Küreselleşme sürecinde minimize edilen birçok maliyet kalemi dünya sınai üretimine misliyle geri dönüyor. Buna bir de Yeşil Dönüşüm uğraşları eklendi. Çok daha değerli bir dünyaya koşaradım gittiğimizi çok sefer dillendirdik. Stoklu çalışma mecburiyeti, üretici açısından bir çarpan tesiri demek lakin maliyetler satış fiyatlarına çabucak yansıtılamıyor. İmalatçılar artık üretim güçlerini koruyabilmek için stoklarını eritmeye değil, finansmana erişim imkanlarının artırılmasına muhtaçlık duyuyor. Ölçek büyüten makine imalat bölümümüzün ham husus ve yarı mamul stoklarını son 2 yılda 4 milyar doların üzerinde artırmak durumunda kaldığını varsayım ediyoruz.”

Böyle bir ortamda, liralaşma çabalarıyla uyumlu olarak ihracatçıların Türk Lirası cinsi reeskont kredilerine muhtaçlığının da süratle arttığına dikkat çeken Karavelioğlu kelamlarını şöyle tamamladı:

“Yeni iktisat modelimizde, Merkez Bankası faizinin enflasyondan fazla seçici kredi genişlemesi hedeflediğini biliyoruz.
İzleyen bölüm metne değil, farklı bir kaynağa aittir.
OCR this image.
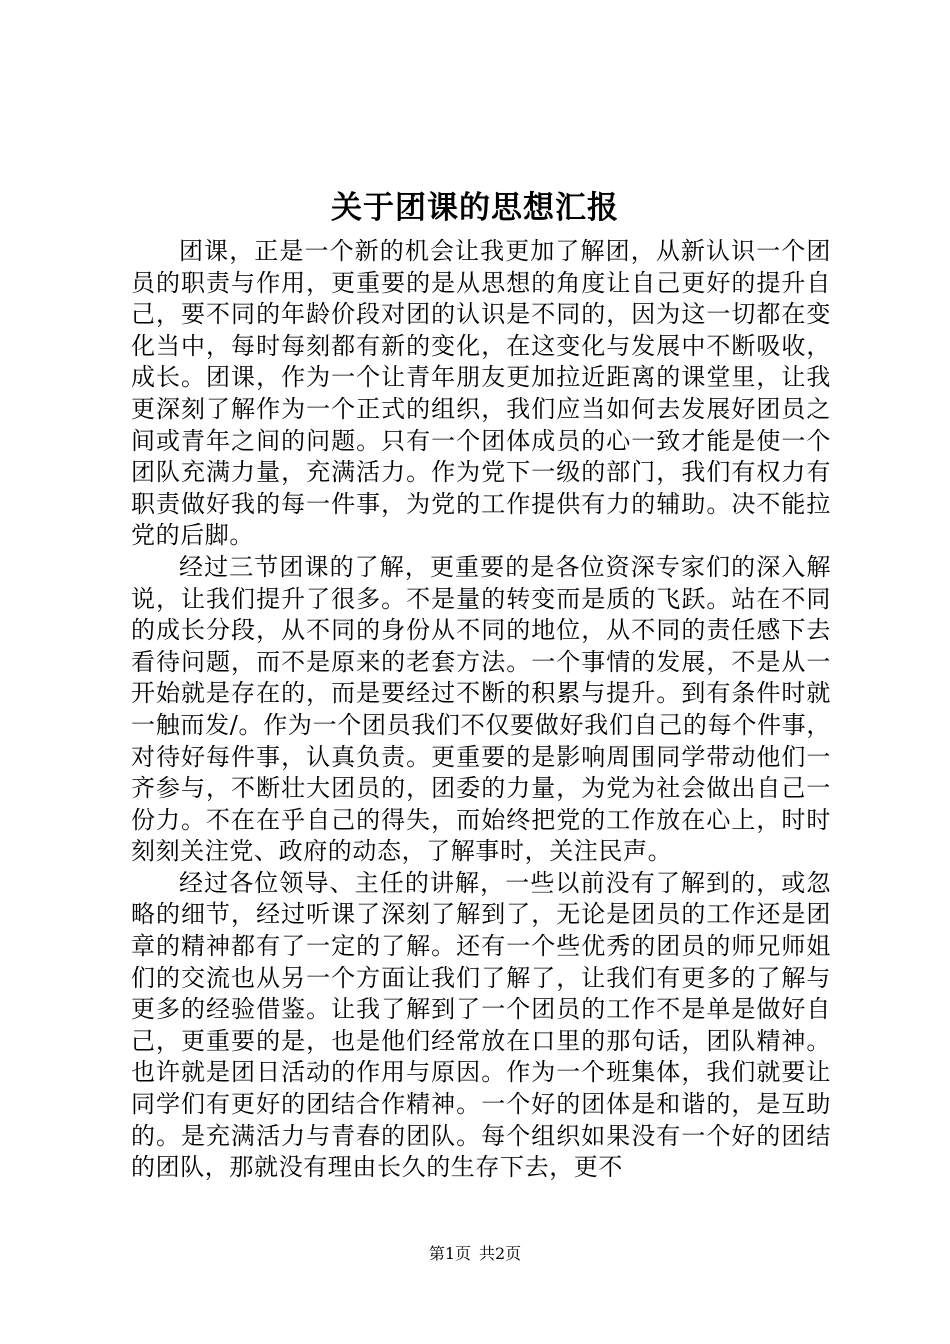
关于团课的思想汇报

团课，正是一个新的机会让我更加了解团，从新认识一个团员的职责与作用，更重要的是从思想的角度让自己更好的提升自己，要不同的年龄价段对团的认识是不同的，因为这一切都在变化当中，每时每刻都有新的变化，在这变化与发展中不断吸收，成长。团课，作为一个让青年朋友更加拉近距离的课堂里，让我更深刻了解作为一个正式的组织，我们应当如何去发展好团员之间或青年之间的问题。只有一个团体成员的心一致才能是使一个团队充满力量，充满活力。作为党下一级的部门，我们有权力有职责做好我的每一件事，为党的工作提供有力的辅助。决不能拉党的后脚。

经过三节团课的了解，更重要的是各位资深专家们的深入解说，让我们提升了很多。不是量的转变而是质的飞跃。站在不同的成长分段，从不同的身份从不同的地位，从不同的责任感下去看待问题，而不是原来的老套方法。一个事情的发展，不是从一开始就是存在的，而是要经过不断的积累与提升。到有条件时就一触而发/。作为一个团员我们不仅要做好我们自己的每个件事，对待好每件事，认真负责。更重要的是影响周围同学带动他们一齐参与，不断壮大团员的，团委的力量，为党为社会做出自己一份力。不在在乎自己的得失，而始终把党的工作放在心上，时时刻刻关注党、政府的动态，了解事时，关注民声。

经过各位领导、主任的讲解，一些以前没有了解到的，或忽略的细节，经过听课了深刻了解到了，无论是团员的工作还是团章的精神都有了一定的了解。还有一个些优秀的团员的师兄师姐们的交流也从另一个方面让我们了解了，让我们有更多的了解与更多的经验借鉴。让我了解到了一个团员的工作不是单是做好自己，更重要的是，也是他们经常放在口里的那句话，团队精神。也许就是团日活动的作用与原因。作为一个班集体，我们就要让同学们有更好的团结合作精神。一个好的团体是和谐的，是互助的。是充满活力与青春的团队。每个组织如果没有一个好的团结的团队，那就没有理由长久的生存下去，更不

第1页 共2页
Risk primlerinde gözle görülür güzelleşmeler sağlandıkça sanayicilerin acil beklentisi, öncelikle kredi ve finansman imkanlarında olağanlaşma ve şartlı uygulamaların sona erdirilmesi olacaktır. Eximbank’ın bir an evvel özlediğimiz finansman fonksiyonlarına yine kavuşturulacağını ümit ediyoruz. Türk Lirası cinsi reeskont kredilerinin hacminin de enflasyona ve pandemi periyodunda rekor biçimde artan yatırıma ve üretime uygun biçimde ikiye, hatta üçe katlanması gerektiğine inanıyoruz. Bizi kaygılandıran nokta KOBİ’lerin finansmana erişimini sağlamak üzere ihdas olunan teminat fonlarının büyük işletmelere tahsisi konusunda ortaya çıkan ısrarlı taleplerdir. Sayıları yüzde 2’yi bulmayan büyük işletmelerin Eximbank kaynaklarının yüzde 85’ini kullanmakta oluşları, KOBİ’lerin ölçek büyütmesini güçleştiren bir hadisedir.”

Kaynak: (BYZHA) – Beyaz Haber Ajansı

Yorumlar

Henüz yorum yapılmamış. İlk yorumu yukarıdaki form aracılığıyla siz yapabilirsiniz.